BEIS Committee Enquiry into Skills and Worker Shortages in the UK’s Labour Market

At the end of May 2022, the Business, Energy and Industrial Strategy Committee (BEIS) has commenced an inquiry into the UK’s labour market to look at the skills and worker shortages restraining the post-pandemic economic recovery.

As part of the Committee’s broad Post-Pandemic Economic Growth inquiry, MPs will examine the challenges faced by workers and employers, and what the government and companies can do to support the labour market.

The Committee Chair and MP, Darren Jones, said “the latest ONS figures show there’s more vacancies than people to fill them for the first time, acting as a brake on our prosperity.

“Recovering from the shock of the pandemic was never going to be easy, and it is made more difficult by the effects of an aging population and changes in migration.

“To give us the best possible chance we must make sure we have the right workers, with the right skills, in the right places. That’s why we’ve launched an inquiry into what employers need to accelerate the recovery, what workers need for their own stability and growth, and how new technology can be harnessed in a fair and productive economy.”

Those who wish to contribute to the inquiry can submit evidence until 8 July 2022 by answering questions on the following key themes.

  • The state of play in the UK labour market post Brexit and the impact of the Covid-19 pandemic on recruitment, skills shortages and the growth of the labour market.
  • The use of Artificial Intelligence (AI) and technology in the workplace, including how the government can protect workers from jobs being lost to AI.
  • Improving workers’ rights since Brexit and the pandemic.
  • Employment status and modern working practices, such as flexible working and the gig economy, five years on from the Taylor Review.
  • The impact of an ageing population on the labour market and the barriers facing older people in the workplace.
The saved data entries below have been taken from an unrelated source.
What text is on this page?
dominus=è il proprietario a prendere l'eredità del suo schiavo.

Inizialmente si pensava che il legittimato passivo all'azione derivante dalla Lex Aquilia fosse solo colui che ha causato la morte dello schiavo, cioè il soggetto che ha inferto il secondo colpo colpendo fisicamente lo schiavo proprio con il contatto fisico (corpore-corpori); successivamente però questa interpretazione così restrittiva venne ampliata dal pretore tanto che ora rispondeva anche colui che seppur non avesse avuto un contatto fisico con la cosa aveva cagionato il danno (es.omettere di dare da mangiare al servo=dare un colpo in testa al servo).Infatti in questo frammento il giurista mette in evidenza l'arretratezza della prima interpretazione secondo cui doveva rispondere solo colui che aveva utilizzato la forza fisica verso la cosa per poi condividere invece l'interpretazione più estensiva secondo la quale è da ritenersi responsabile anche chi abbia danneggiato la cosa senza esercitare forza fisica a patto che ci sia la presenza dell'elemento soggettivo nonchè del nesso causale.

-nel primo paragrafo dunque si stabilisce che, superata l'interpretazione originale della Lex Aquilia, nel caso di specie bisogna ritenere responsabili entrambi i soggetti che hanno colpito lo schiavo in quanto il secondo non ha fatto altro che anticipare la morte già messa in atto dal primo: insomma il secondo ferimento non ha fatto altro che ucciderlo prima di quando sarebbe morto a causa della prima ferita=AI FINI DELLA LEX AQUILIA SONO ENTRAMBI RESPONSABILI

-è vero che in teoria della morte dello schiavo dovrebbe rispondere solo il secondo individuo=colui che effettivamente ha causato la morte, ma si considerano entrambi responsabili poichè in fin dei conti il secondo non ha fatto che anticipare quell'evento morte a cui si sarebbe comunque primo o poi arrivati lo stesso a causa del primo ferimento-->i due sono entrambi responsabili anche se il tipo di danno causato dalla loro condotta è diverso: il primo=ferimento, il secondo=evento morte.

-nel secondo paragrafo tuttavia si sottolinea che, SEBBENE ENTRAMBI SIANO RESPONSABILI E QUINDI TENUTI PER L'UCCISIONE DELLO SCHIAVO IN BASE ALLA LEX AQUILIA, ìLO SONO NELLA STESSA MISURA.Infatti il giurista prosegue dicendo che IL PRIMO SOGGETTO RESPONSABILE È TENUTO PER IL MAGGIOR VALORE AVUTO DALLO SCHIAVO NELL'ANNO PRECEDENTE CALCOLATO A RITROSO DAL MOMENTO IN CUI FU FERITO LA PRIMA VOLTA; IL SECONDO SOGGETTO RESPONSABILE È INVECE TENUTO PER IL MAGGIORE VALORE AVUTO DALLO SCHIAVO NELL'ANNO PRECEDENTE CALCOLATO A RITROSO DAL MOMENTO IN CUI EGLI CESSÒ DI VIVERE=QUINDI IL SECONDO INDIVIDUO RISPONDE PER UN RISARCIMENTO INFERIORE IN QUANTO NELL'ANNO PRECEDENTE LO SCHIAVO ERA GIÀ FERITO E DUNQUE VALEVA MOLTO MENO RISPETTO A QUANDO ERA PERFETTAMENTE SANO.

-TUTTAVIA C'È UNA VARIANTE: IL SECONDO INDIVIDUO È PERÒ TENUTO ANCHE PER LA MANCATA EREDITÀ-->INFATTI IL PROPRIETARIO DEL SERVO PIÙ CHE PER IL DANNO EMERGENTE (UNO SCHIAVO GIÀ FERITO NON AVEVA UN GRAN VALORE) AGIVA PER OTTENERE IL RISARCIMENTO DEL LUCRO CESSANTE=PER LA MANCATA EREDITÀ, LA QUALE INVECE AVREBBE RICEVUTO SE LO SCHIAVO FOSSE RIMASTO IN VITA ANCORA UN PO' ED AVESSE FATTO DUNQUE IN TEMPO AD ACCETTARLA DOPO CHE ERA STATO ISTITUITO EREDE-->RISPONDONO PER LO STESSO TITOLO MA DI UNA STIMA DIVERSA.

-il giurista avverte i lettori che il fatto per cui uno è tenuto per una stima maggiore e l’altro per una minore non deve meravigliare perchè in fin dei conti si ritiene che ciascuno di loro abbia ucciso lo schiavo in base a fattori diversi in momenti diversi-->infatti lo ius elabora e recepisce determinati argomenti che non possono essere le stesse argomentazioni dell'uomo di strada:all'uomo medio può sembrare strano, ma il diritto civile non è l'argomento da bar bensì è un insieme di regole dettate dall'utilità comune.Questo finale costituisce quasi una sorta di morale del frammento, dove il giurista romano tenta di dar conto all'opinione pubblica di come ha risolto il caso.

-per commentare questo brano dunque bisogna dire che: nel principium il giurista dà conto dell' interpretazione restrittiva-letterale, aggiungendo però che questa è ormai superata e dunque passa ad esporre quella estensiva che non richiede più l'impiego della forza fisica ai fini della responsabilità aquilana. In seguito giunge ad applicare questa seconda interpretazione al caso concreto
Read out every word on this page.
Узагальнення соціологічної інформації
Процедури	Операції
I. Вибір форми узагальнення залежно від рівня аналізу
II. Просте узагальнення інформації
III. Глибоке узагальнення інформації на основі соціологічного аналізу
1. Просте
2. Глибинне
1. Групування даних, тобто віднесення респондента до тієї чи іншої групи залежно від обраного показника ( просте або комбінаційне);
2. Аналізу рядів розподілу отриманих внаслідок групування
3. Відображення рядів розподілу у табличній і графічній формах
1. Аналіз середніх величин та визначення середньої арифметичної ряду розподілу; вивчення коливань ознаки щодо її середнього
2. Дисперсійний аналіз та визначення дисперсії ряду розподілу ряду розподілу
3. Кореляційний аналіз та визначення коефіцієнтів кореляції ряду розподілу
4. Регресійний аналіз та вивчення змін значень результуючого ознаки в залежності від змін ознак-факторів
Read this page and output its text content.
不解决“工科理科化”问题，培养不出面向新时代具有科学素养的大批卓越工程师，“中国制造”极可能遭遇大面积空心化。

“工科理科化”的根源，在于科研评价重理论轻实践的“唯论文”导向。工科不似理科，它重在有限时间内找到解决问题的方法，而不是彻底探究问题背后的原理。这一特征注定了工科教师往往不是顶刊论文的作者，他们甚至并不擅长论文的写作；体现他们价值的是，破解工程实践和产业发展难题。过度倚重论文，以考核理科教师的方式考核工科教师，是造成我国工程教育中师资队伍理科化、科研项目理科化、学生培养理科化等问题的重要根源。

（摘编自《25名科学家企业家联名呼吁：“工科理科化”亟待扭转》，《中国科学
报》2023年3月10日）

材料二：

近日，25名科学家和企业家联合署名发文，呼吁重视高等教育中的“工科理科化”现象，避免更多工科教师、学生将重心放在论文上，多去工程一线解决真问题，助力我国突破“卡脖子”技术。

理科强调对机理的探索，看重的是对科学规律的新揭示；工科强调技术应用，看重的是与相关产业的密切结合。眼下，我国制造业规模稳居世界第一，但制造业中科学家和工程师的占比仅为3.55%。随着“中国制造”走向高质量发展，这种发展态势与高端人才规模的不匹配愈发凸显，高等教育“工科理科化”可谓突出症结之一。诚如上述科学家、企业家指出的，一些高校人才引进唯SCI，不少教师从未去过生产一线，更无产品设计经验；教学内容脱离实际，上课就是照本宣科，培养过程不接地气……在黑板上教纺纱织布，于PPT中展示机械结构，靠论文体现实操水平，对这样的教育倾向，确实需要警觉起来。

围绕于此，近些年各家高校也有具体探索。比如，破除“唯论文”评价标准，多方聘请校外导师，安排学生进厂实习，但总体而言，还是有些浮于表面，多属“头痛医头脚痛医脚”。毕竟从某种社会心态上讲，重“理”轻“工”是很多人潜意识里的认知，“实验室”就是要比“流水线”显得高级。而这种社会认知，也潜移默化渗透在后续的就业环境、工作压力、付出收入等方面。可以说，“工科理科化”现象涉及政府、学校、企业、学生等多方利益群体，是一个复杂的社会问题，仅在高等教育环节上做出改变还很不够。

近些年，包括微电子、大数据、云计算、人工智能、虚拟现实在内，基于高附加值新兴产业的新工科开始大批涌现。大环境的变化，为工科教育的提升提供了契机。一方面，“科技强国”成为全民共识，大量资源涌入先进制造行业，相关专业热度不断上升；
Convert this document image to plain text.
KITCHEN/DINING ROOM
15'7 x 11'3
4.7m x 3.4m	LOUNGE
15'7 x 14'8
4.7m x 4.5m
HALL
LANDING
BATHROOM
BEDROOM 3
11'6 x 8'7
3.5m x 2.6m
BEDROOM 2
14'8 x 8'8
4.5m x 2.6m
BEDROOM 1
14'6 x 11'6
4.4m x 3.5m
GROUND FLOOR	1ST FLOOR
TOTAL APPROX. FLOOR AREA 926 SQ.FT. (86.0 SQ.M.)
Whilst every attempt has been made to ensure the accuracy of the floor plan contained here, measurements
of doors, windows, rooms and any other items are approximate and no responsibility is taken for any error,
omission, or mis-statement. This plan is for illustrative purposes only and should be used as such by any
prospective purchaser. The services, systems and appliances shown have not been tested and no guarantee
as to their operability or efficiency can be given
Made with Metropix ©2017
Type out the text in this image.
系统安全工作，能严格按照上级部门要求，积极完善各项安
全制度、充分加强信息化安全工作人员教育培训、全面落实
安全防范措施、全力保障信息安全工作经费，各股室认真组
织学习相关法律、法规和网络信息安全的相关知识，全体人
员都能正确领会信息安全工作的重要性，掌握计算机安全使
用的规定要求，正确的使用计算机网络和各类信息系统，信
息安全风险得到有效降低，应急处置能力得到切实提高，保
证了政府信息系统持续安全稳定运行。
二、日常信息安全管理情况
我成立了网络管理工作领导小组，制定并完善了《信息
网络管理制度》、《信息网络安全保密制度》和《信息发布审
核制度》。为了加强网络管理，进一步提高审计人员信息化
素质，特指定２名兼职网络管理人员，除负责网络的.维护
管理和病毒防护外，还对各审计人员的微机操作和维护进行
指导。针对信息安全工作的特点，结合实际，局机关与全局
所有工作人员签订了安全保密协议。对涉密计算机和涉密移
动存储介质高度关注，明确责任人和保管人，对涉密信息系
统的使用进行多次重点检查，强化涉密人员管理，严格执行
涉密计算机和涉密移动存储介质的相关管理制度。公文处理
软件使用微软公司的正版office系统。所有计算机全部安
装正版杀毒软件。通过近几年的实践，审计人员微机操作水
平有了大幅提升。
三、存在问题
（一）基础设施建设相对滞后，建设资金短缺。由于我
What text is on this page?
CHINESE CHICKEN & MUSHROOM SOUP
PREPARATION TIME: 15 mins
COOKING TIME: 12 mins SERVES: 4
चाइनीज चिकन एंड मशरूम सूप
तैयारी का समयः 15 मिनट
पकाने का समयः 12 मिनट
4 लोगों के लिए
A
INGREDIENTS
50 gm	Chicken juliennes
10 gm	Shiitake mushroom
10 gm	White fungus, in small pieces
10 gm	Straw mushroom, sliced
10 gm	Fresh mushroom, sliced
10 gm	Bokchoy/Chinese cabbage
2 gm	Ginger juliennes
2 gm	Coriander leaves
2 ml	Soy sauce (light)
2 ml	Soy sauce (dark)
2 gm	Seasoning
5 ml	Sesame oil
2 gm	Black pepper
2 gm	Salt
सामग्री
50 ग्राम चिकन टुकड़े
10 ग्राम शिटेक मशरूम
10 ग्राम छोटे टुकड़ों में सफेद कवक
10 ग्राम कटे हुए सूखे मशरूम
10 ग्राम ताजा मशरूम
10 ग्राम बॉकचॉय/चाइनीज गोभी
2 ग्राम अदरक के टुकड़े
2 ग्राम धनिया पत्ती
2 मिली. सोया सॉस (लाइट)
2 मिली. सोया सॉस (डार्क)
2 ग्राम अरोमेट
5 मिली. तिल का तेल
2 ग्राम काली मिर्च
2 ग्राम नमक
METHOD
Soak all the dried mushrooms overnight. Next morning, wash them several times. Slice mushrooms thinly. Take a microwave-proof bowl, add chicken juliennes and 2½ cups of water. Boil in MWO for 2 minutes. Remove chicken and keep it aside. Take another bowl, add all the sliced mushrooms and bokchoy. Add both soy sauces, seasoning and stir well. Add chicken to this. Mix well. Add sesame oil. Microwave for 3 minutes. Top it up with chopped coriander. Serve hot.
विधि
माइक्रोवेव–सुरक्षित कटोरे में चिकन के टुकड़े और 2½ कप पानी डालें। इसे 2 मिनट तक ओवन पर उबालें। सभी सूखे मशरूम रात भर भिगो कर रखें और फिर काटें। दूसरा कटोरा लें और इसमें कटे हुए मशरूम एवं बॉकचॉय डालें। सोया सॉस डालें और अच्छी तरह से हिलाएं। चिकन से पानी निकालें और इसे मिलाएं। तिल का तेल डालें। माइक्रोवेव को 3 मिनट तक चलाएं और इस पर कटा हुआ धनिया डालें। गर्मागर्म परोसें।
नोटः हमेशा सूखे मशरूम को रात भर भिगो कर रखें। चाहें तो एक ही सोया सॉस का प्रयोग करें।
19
Contributors are asked to consider issues such as the effective use of apprentices to recruit people with the right skills, the effect of Long Covid on economic inactivity due to long-term sickness absences and early retirement, and what the new statutory code to prevent employers using fire and rehire tactics should include (recently announced by the government in response to the P&O Ferries situation).

Whether any changes will be made as a result of the inquiry remains to be seen, but for now, we will keep an eye on developments.